Comment Re:As a non-US citizen, I'd like to know ... (Score 2) 474
Start with a nice fluffy kind of rich cupcake with light creamy frosting, made with simple ingredients that you would find in your kitchen (flour, sugar, eggs, butter, real vanilla extract, baking powder, etc). If you have time, fairly standard kitchen equipment, and a little bit of skill, you can make these. Or, you can buy them fresh from one of a growing number of fancy shops that specialize in cupcakes (for a price, and you have to get to the right place during their business hours while you want a cupcake -- and if you live in a smallish town, there's nowhere you can buy them). The bakery probably times their batches carefully and tries not to sell anything that wasn't baked that day.

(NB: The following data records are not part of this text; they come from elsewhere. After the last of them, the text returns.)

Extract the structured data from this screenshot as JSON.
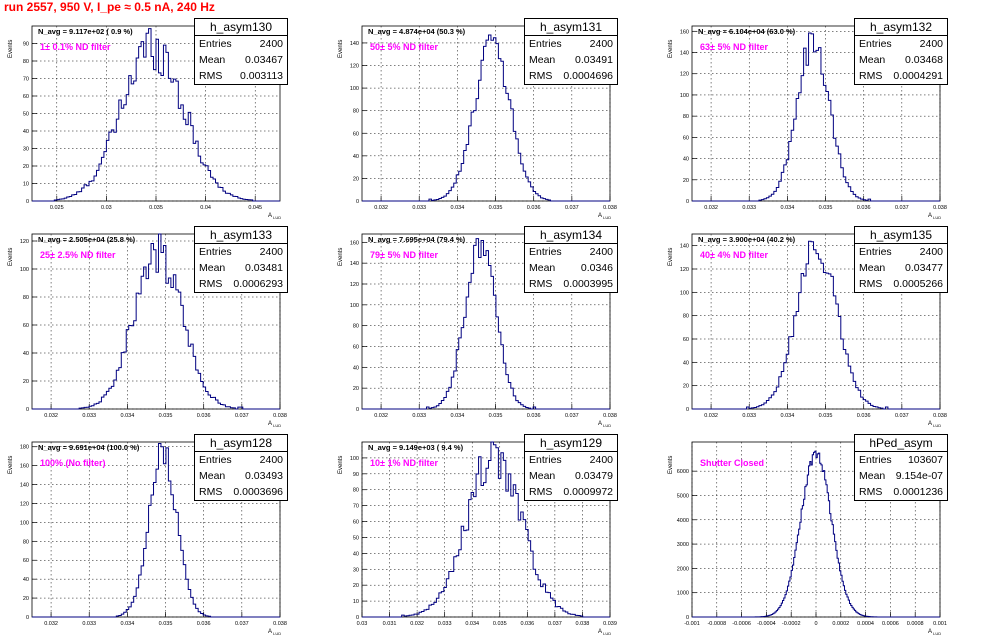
{
  "page": {
    "title": "run 2557,   950 V, I_pe ≈ 0.5 nA, 240 Hz"
  },
  "labels": {
    "y_axis": "Events",
    "x_axis_main": "A",
    "x_axis_sub": "LUD"
  },
  "stat_labels": {
    "entries": "Entries",
    "mean": "Mean",
    "rms": "RMS"
  },
  "colors": {
    "histogram": "#000080",
    "annotation": "#ff00ff",
    "title": "#ff0000",
    "grid": "#000000"
  },
  "chart_data": [
    {
      "type": "histogram",
      "name": "h_asym130",
      "navg": "N_avg = 9.117e+02 ( 0.9 %)",
      "filter": "1± 0.1% ND filter",
      "entries": "2400",
      "mean_text": "0.03467",
      "rms_text": "0.003113",
      "mean": 0.03467,
      "rms": 0.003113,
      "peak": 89,
      "xlim": [
        0.0225,
        0.0475
      ],
      "xticks": [
        "0.025",
        "0.03",
        "0.035",
        "0.04",
        "0.045"
      ],
      "xtick_values": [
        0.025,
        0.03,
        0.035,
        0.04,
        0.045
      ],
      "ylim": [
        0,
        100
      ],
      "yticks": [
        "0",
        "10",
        "20",
        "30",
        "40",
        "50",
        "60",
        "70",
        "80",
        "90"
      ],
      "ytick_values": [
        0,
        10,
        20,
        30,
        40,
        50,
        60,
        70,
        80,
        90
      ],
      "bins": 100
    },
    {
      "type": "histogram",
      "name": "h_asym131",
      "navg": "N_avg = 4.874e+04 (50.3 %)",
      "filter": "50± 5% ND filter",
      "entries": "2400",
      "mean_text": "0.03491",
      "rms_text": "0.0004696",
      "mean": 0.03491,
      "rms": 0.0004696,
      "peak": 140,
      "xlim": [
        0.0315,
        0.038
      ],
      "xticks": [
        "0.032",
        "0.033",
        "0.034",
        "0.035",
        "0.036",
        "0.037",
        "0.038"
      ],
      "xtick_values": [
        0.032,
        0.033,
        0.034,
        0.035,
        0.036,
        0.037,
        0.038
      ],
      "ylim": [
        0,
        155
      ],
      "yticks": [
        "0",
        "20",
        "40",
        "60",
        "80",
        "100",
        "120",
        "140"
      ],
      "ytick_values": [
        0,
        20,
        40,
        60,
        80,
        100,
        120,
        140
      ],
      "bins": 100
    },
    {
      "type": "histogram",
      "name": "h_asym132",
      "navg": "N_avg = 6.104e+04 (63.0 %)",
      "filter": "63± 5% ND filter",
      "entries": "2400",
      "mean_text": "0.03468",
      "rms_text": "0.0004291",
      "mean": 0.03468,
      "rms": 0.0004291,
      "peak": 150,
      "xlim": [
        0.0315,
        0.038
      ],
      "xticks": [
        "0.032",
        "0.033",
        "0.034",
        "0.035",
        "0.036",
        "0.037",
        "0.038"
      ],
      "xtick_values": [
        0.032,
        0.033,
        0.034,
        0.035,
        0.036,
        0.037,
        0.038
      ],
      "ylim": [
        0,
        165
      ],
      "yticks": [
        "0",
        "20",
        "40",
        "60",
        "80",
        "100",
        "120",
        "140",
        "160"
      ],
      "ytick_values": [
        0,
        20,
        40,
        60,
        80,
        100,
        120,
        140,
        160
      ],
      "bins": 100
    },
    {
      "type": "histogram",
      "name": "h_asym133",
      "navg": "N_avg = 2.505e+04 (25.8 %)",
      "filter": "25± 2.5% ND filter",
      "entries": "2400",
      "mean_text": "0.03481",
      "rms_text": "0.0006293",
      "mean": 0.03481,
      "rms": 0.0006293,
      "peak": 112,
      "xlim": [
        0.0315,
        0.038
      ],
      "xticks": [
        "0.032",
        "0.033",
        "0.034",
        "0.035",
        "0.036",
        "0.037",
        "0.038"
      ],
      "xtick_values": [
        0.032,
        0.033,
        0.034,
        0.035,
        0.036,
        0.037,
        0.038
      ],
      "ylim": [
        0,
        125
      ],
      "yticks": [
        "0",
        "20",
        "40",
        "60",
        "80",
        "100",
        "120"
      ],
      "ytick_values": [
        0,
        20,
        40,
        60,
        80,
        100,
        120
      ],
      "bins": 100
    },
    {
      "type": "histogram",
      "name": "h_asym134",
      "navg": "N_avg = 7.695e+04 (79.4 %)",
      "filter": "79± 5% ND filter",
      "entries": "2400",
      "mean_text": "0.0346",
      "rms_text": "0.0003995",
      "mean": 0.0346,
      "rms": 0.0003995,
      "peak": 160,
      "xlim": [
        0.0315,
        0.038
      ],
      "xticks": [
        "0.032",
        "0.033",
        "0.034",
        "0.035",
        "0.036",
        "0.037",
        "0.038"
      ],
      "xtick_values": [
        0.032,
        0.033,
        0.034,
        0.035,
        0.036,
        0.037,
        0.038
      ],
      "ylim": [
        0,
        168
      ],
      "yticks": [
        "0",
        "20",
        "40",
        "60",
        "80",
        "100",
        "120",
        "140",
        "160"
      ],
      "ytick_values": [
        0,
        20,
        40,
        60,
        80,
        100,
        120,
        140,
        160
      ],
      "bins": 100
    },
    {
      "type": "histogram",
      "name": "h_asym135",
      "navg": "N_avg = 3.900e+04 (40.2 %)",
      "filter": "40± 4% ND filter",
      "entries": "2400",
      "mean_text": "0.03477",
      "rms_text": "0.0005266",
      "mean": 0.03477,
      "rms": 0.0005266,
      "peak": 140,
      "xlim": [
        0.0315,
        0.038
      ],
      "xticks": [
        "0.032",
        "0.033",
        "0.034",
        "0.035",
        "0.036",
        "0.037",
        "0.038"
      ],
      "xtick_values": [
        0.032,
        0.033,
        0.034,
        0.035,
        0.036,
        0.037,
        0.038
      ],
      "ylim": [
        0,
        150
      ],
      "yticks": [
        "0",
        "20",
        "40",
        "60",
        "80",
        "100",
        "120",
        "140"
      ],
      "ytick_values": [
        0,
        20,
        40,
        60,
        80,
        100,
        120,
        140
      ],
      "bins": 100
    },
    {
      "type": "histogram",
      "name": "h_asym128",
      "navg": "N_avg = 9.691e+04 (100.0 %)",
      "filter": "100% (No filter)",
      "entries": "2400",
      "mean_text": "0.03493",
      "rms_text": "0.0003696",
      "mean": 0.03493,
      "rms": 0.0003696,
      "peak": 172,
      "xlim": [
        0.0315,
        0.038
      ],
      "xticks": [
        "0.032",
        "0.033",
        "0.034",
        "0.035",
        "0.036",
        "0.037",
        "0.038"
      ],
      "xtick_values": [
        0.032,
        0.033,
        0.034,
        0.035,
        0.036,
        0.037,
        0.038
      ],
      "ylim": [
        0,
        185
      ],
      "yticks": [
        "0",
        "20",
        "40",
        "60",
        "80",
        "100",
        "120",
        "140",
        "160",
        "180"
      ],
      "ytick_values": [
        0,
        20,
        40,
        60,
        80,
        100,
        120,
        140,
        160,
        180
      ],
      "bins": 100
    },
    {
      "type": "histogram",
      "name": "h_asym129",
      "navg": "N_avg = 9.149e+03 ( 9.4 %)",
      "filter": "10± 1% ND filter",
      "entries": "2400",
      "mean_text": "0.03479",
      "rms_text": "0.0009972",
      "mean": 0.03479,
      "rms": 0.0009972,
      "peak": 100,
      "xlim": [
        0.03,
        0.039
      ],
      "xticks": [
        "0.03",
        "0.031",
        "0.032",
        "0.033",
        "0.034",
        "0.035",
        "0.036",
        "0.037",
        "0.038",
        "0.039"
      ],
      "xtick_values": [
        0.03,
        0.031,
        0.032,
        0.033,
        0.034,
        0.035,
        0.036,
        0.037,
        0.038,
        0.039
      ],
      "ylim": [
        0,
        110
      ],
      "yticks": [
        "0",
        "10",
        "20",
        "30",
        "40",
        "50",
        "60",
        "70",
        "80",
        "90",
        "100"
      ],
      "ytick_values": [
        0,
        10,
        20,
        30,
        40,
        50,
        60,
        70,
        80,
        90,
        100
      ],
      "bins": 100
    },
    {
      "type": "histogram",
      "name": "hPed_asym",
      "navg": "",
      "filter": "Shutter Closed",
      "entries": "103607",
      "mean_text": "9.154e-07",
      "rms_text": "0.0001236",
      "mean": 9.15e-07,
      "rms": 0.0001236,
      "peak": 6700,
      "xlim": [
        -0.001,
        0.001
      ],
      "xticks": [
        "-0.001",
        "-0.0008",
        "-0.0006",
        "-0.0004",
        "-0.0002",
        "0",
        "0.0002",
        "0.0004",
        "0.0006",
        "0.0008",
        "0.001"
      ],
      "xtick_values": [
        -0.001,
        -0.0008,
        -0.0006,
        -0.0004,
        -0.0002,
        0,
        0.0002,
        0.0004,
        0.0006,
        0.0008,
        0.001
      ],
      "ylim": [
        0,
        7200
      ],
      "yticks": [
        "0",
        "1000",
        "2000",
        "3000",
        "4000",
        "5000",
        "6000"
      ],
      "ytick_values": [
        0,
        1000,
        2000,
        3000,
        4000,
        5000,
        6000
      ],
      "bins": 200
    }
  ]
}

Okay, so you don't have time to make cupcakes (and you only wanted one or two), and you don't have the time/money/access for really great cupcakes. Next option down: local supermarket. They probably make them on-site, but they have probably "value engineered" the ingredients, "streamlined" the process, and increased the shelf-life of their products so that the curve of taste/texture takes a dive at about the three-day mark instead of 12 hours. So most of the dairy fat and some of the eggs go away, and are replaced by a combination of vegetable fat, and some kind of stabilizer/moisturizer combination (guar gum and stuff) that . . . well, it results in a similar texture to the original ingredients (and takes longer to fade after baking), but the flavor isn't quite right. Oh, also they can try to claim that the reduced fat is better for you (even though we're starting to see pretty clearly that replacing fat with sugar & starch is not the right answer). So this cupcake is similar to one you might make yourself or buy at a nice cupcake shop. And it's cheaper and more available.

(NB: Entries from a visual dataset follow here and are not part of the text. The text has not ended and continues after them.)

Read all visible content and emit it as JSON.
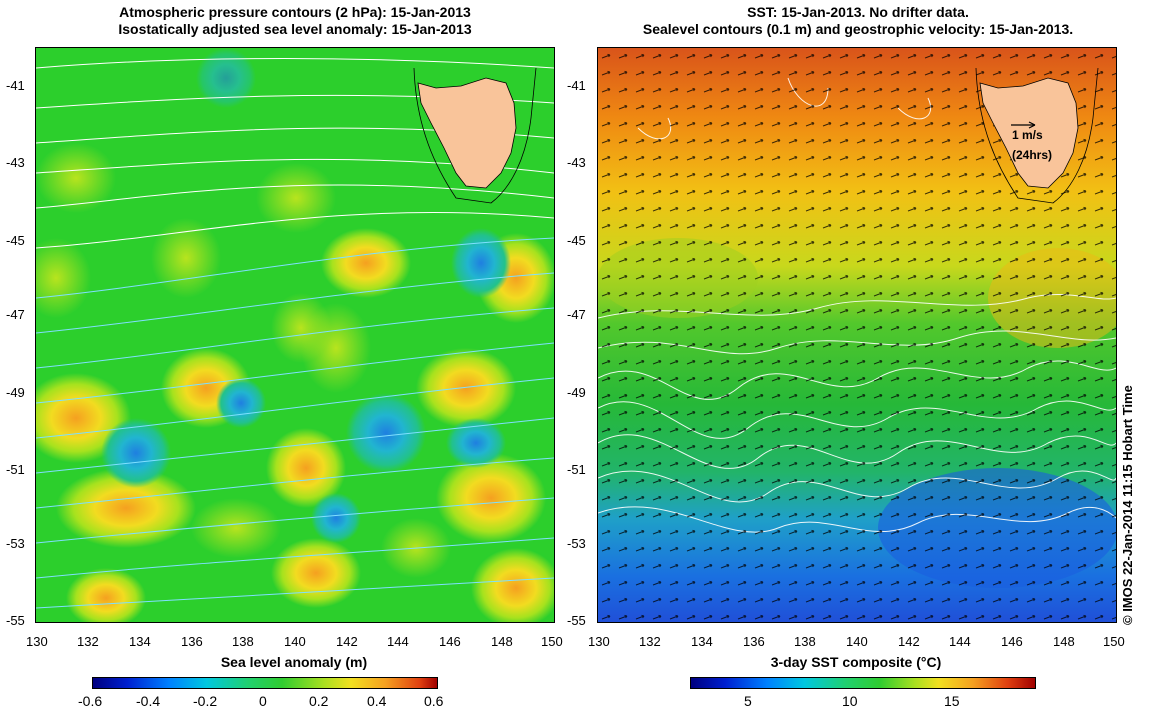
{
  "left_panel": {
    "title_line1": "Atmospheric pressure contours (2 hPa): 15-Jan-2013",
    "title_line2": "Isostatically adjusted sea level anomaly: 15-Jan-2013",
    "x_ticks": [
      "130",
      "132",
      "134",
      "136",
      "138",
      "140",
      "142",
      "144",
      "146",
      "148",
      "150"
    ],
    "y_ticks": [
      "-41",
      "-43",
      "-45",
      "-47",
      "-49",
      "-51",
      "-53",
      "-55"
    ],
    "colorbar_label": "Sea level anomaly (m)",
    "colorbar_ticks": [
      "-0.6",
      "-0.4",
      "-0.2",
      "0",
      "0.2",
      "0.4",
      "0.6"
    ]
  },
  "right_panel": {
    "title_line1": "SST: 15-Jan-2013. No drifter data.",
    "title_line2": "Sealevel contours (0.1 m) and geostrophic velocity: 15-Jan-2013.",
    "x_ticks": [
      "130",
      "132",
      "134",
      "136",
      "138",
      "140",
      "142",
      "144",
      "146",
      "148",
      "150"
    ],
    "y_ticks": [
      "-41",
      "-43",
      "-45",
      "-47",
      "-49",
      "-51",
      "-53",
      "-55"
    ],
    "velocity_scale_label": "1 m/s",
    "velocity_scale_sublabel": "(24hrs)",
    "colorbar_label": "3-day SST composite (°C)",
    "colorbar_ticks": [
      "5",
      "10",
      "15"
    ]
  },
  "copyright": "© IMOS 22-Jan-2014 11:15 Hobart Time",
  "colors": {
    "land": "#f9c49a",
    "slam_background": "#27cc2b",
    "sst_warm": "#e56a10",
    "sst_mid": "#2bbf35",
    "sst_cold": "#1e6fe0",
    "pressure_contour": "#ffffff",
    "velocity_arrow": "#000000"
  }
}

Hmm. It's late at night, or the end of a tiring day, and what's available is the corner store / gas station / pantry (last stocked a week ago). The desire to eat one of those kinda mediocre grocery store cupcakes (which you're accustomed to by now, because who has time/money for the real thing?) is pretty high. And those Twinkies are sitting there. They're sort of like grocery store cupcakes. They have almost the right texture (despite having been on the shelf for like, two weeks, and who knows how long they spent on a truck, and in some industrial freezer). The cake flavor is . . . based on flour and fat. The frosting is inside, and that kinda makes sense since it wouldn't have survived the ride if it was on the exterior. Frosting's also kind of weird, but that's the stabilizing and texturizing again (can't use butter, it would rot, can't use most fats, they would separate, it's pretty much just whipped sugar and another of those texturizing agents). Well, close enough to quench the craving, probably.

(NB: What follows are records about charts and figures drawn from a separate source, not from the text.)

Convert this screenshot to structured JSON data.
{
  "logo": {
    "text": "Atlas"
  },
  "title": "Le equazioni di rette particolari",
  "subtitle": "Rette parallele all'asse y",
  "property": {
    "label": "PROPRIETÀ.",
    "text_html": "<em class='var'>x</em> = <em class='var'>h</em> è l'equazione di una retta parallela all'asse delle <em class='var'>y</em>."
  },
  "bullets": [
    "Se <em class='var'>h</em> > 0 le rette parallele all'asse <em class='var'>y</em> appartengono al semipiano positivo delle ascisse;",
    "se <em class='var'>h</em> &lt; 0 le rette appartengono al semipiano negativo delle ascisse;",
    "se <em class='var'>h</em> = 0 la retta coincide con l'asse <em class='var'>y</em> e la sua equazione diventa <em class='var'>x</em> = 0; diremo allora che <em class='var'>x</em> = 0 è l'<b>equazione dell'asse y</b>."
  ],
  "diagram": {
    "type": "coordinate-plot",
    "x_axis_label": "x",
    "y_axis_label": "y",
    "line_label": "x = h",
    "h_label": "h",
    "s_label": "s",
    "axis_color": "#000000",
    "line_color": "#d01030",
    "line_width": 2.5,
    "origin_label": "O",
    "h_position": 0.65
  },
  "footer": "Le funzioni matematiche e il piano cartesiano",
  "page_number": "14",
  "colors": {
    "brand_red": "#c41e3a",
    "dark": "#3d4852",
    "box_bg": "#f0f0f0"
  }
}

And of course, there are probably another couple layers in there of degradation, because at least according to the comments here (I haven't eaten a Twinkie in 20 years I think), the current Twinkies are actually just reminders of what Twinkies used to be.
So it's probably just a reminder of a reminder . . . of a really good baked good. It's what's available cheaply and easily. And it's kind of representative of a lot of what's wrong with American food.
Animals (including humans) are pretty good at deciding that what's available to eat is what's good to eat. That's good for survival. Unfortunately, it's also apparently easy enough to trick using modern food science.